No price has been mentioned, and this will be the critical factor. However, the aim is that it will be cheaper to pair a small-capacity Optane module with a high-capacity mechanical hard drive than to have an all-SSD system.
The problem – right now – is that 3D Xpoint is not as fast as RAM but costs more to produce. It has been claimed to be 1,000 times faster than NAND flash memory, but in reality is (as per Intel’s figures above) only 6-8 times faster.
Also, only a tiny proportion of PC owners will have a PC that’s Optane Memory Ready (look out for the logo below if you’re buying a PC).

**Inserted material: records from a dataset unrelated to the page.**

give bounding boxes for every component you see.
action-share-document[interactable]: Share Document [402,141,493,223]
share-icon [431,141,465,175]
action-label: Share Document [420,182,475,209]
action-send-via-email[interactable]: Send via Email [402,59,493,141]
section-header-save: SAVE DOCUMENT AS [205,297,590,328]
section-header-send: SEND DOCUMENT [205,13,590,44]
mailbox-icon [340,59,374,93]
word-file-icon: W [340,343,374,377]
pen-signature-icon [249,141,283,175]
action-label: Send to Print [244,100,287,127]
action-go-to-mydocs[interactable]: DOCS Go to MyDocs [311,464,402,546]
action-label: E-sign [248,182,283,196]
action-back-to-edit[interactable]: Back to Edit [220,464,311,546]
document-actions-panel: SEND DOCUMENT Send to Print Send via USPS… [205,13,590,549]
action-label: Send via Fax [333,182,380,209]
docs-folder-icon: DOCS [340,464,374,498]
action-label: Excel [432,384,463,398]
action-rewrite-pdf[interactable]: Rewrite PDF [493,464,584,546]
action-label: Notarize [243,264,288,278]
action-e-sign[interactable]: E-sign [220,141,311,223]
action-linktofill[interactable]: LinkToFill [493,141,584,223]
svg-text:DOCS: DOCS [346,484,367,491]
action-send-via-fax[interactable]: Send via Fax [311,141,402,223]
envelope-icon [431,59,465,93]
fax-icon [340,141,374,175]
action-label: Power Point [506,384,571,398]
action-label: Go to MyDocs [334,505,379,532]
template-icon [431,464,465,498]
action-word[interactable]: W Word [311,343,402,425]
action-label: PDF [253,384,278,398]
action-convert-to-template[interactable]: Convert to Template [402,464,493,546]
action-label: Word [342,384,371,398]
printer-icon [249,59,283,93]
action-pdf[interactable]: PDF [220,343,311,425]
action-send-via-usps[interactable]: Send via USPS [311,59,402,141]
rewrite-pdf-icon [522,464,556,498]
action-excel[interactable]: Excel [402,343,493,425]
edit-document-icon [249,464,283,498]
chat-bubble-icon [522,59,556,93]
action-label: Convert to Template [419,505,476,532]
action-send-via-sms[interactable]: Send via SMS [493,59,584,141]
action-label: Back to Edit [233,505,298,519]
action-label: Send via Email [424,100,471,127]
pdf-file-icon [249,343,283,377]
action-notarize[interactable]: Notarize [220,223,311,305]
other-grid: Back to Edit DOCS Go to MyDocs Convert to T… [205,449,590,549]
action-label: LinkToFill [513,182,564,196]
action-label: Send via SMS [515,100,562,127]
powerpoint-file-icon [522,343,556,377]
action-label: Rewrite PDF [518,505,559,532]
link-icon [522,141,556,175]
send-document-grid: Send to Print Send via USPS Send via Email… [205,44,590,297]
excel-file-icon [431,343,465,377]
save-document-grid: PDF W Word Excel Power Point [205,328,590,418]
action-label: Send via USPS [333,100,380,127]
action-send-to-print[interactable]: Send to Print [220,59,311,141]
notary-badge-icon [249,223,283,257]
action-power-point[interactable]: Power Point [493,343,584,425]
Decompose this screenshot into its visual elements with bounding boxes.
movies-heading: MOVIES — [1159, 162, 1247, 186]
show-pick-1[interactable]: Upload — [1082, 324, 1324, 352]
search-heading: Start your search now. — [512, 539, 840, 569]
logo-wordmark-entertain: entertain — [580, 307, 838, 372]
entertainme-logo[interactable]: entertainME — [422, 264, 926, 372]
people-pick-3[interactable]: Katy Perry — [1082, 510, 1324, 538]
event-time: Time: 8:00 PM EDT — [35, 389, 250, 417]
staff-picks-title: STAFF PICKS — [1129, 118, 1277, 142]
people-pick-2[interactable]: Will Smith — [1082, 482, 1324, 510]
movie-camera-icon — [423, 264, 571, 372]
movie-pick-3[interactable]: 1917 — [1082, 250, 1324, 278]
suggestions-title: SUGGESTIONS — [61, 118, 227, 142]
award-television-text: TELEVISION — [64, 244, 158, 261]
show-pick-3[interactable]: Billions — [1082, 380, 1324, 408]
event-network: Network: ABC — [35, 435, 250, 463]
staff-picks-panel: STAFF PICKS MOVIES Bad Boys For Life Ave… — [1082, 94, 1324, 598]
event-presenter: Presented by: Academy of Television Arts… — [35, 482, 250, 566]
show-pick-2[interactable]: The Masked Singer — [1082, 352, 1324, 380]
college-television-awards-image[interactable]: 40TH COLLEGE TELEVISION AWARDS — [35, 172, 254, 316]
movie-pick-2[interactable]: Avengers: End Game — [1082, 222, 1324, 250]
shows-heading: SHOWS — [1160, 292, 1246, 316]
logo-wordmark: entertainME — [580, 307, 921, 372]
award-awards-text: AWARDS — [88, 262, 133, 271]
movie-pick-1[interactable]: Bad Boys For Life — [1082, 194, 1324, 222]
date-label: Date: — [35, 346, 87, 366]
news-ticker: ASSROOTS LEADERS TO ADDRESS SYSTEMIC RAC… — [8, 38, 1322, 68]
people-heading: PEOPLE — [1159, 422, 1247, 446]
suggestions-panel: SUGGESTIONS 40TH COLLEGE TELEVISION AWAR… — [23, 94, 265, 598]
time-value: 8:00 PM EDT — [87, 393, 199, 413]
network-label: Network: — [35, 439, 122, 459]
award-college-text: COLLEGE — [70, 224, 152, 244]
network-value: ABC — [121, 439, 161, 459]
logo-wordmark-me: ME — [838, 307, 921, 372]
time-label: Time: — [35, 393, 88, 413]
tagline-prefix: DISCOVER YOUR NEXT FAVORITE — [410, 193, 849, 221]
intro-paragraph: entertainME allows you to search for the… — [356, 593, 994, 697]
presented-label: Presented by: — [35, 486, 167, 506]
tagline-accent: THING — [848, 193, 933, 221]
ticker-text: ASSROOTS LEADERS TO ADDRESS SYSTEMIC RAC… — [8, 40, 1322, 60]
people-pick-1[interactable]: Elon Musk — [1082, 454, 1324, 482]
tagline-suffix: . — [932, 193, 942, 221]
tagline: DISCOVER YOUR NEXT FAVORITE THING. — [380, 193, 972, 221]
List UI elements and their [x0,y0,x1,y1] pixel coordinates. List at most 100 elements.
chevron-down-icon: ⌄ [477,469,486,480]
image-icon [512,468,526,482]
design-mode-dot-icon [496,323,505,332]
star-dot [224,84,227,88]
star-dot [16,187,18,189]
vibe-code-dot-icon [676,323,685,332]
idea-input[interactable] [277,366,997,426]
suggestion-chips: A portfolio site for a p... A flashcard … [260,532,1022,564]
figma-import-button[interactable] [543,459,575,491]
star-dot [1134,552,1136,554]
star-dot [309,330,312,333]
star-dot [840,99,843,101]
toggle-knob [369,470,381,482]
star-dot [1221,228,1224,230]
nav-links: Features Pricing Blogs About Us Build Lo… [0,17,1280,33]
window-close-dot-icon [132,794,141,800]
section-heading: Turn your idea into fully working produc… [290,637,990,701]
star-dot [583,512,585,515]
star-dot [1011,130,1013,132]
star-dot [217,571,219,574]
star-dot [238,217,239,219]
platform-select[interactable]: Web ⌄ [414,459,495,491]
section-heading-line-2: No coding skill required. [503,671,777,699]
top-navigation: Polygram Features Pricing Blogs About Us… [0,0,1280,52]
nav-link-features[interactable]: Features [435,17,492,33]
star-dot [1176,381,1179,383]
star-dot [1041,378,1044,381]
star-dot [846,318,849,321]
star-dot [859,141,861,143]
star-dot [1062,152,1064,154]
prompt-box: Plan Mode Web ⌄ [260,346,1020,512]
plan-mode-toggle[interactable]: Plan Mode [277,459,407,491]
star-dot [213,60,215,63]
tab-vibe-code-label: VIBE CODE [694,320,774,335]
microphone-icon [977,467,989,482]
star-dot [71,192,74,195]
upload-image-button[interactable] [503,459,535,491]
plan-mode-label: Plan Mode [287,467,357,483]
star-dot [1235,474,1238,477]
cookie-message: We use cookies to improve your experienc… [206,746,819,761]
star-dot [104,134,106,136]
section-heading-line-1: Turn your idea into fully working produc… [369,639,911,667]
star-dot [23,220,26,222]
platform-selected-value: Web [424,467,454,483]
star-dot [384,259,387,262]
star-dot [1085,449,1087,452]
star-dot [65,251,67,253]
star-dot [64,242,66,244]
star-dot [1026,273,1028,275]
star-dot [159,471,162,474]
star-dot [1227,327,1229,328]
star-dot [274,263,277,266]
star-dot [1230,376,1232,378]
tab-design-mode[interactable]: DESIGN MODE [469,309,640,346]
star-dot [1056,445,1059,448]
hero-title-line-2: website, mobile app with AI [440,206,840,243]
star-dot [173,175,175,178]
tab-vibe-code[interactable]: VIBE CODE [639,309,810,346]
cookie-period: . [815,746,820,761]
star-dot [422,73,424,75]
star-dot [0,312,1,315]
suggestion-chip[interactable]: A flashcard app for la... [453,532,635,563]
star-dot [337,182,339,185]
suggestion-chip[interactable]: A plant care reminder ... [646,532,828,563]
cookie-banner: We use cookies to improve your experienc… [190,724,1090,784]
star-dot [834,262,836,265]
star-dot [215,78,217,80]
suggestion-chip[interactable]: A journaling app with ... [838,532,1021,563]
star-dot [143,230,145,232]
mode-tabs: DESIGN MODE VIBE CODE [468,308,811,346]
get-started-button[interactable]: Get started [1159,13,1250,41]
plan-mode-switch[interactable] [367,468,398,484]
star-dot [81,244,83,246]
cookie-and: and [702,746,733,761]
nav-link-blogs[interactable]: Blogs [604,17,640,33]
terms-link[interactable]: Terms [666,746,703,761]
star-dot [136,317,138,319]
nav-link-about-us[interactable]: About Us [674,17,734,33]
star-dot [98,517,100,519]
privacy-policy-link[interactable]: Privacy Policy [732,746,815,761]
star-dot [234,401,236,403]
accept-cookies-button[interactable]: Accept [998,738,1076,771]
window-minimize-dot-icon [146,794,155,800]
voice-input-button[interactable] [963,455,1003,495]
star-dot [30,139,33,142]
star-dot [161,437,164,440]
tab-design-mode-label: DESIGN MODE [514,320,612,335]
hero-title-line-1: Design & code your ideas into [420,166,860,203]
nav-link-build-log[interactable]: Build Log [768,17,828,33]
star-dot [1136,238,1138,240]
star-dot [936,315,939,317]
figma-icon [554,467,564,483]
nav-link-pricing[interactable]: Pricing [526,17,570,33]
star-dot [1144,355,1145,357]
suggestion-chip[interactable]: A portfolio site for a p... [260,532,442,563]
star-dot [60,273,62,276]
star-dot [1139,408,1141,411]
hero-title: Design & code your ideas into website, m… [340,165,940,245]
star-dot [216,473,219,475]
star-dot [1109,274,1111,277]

Only Kaby Lake processors support Optane, so it won’t work with your sixth-gen Skylake system or anything older.
Your motherboard will need an Intel 200-series chipset, and an “M.2 type 2280-S1-B-M or 2242-S1-B-M connector on a PCH Remapped PCIe Controller and Lanes in a x2 or x4 configuration with B-M keys that meet NVMe Spec 1.1 and System BIOS that supports the Intel Rapid Storage Technology 15.5 driver.”
You can find out more about Optane requirements on Intel’s website.
It’s unclear whether Windows 7 will be Optane aware, so it’s likely you’ll also need Windows 10.
Intel Optane Memory and gaming
So why will “every single gamer” want 3D Xpoint inside their PC? Essentially, it’s because games will load a lot faster, and parts – new levels, for example – can be pre-loaded on the Optane module so there’s no waiting around as with current hard drives and SSDs.
We’ll have to wait and see just how much of a difference there is, and how Kaby Lake + Optane stack up against AMD’s rival Ryzen CPUs and new motherboard chipsets.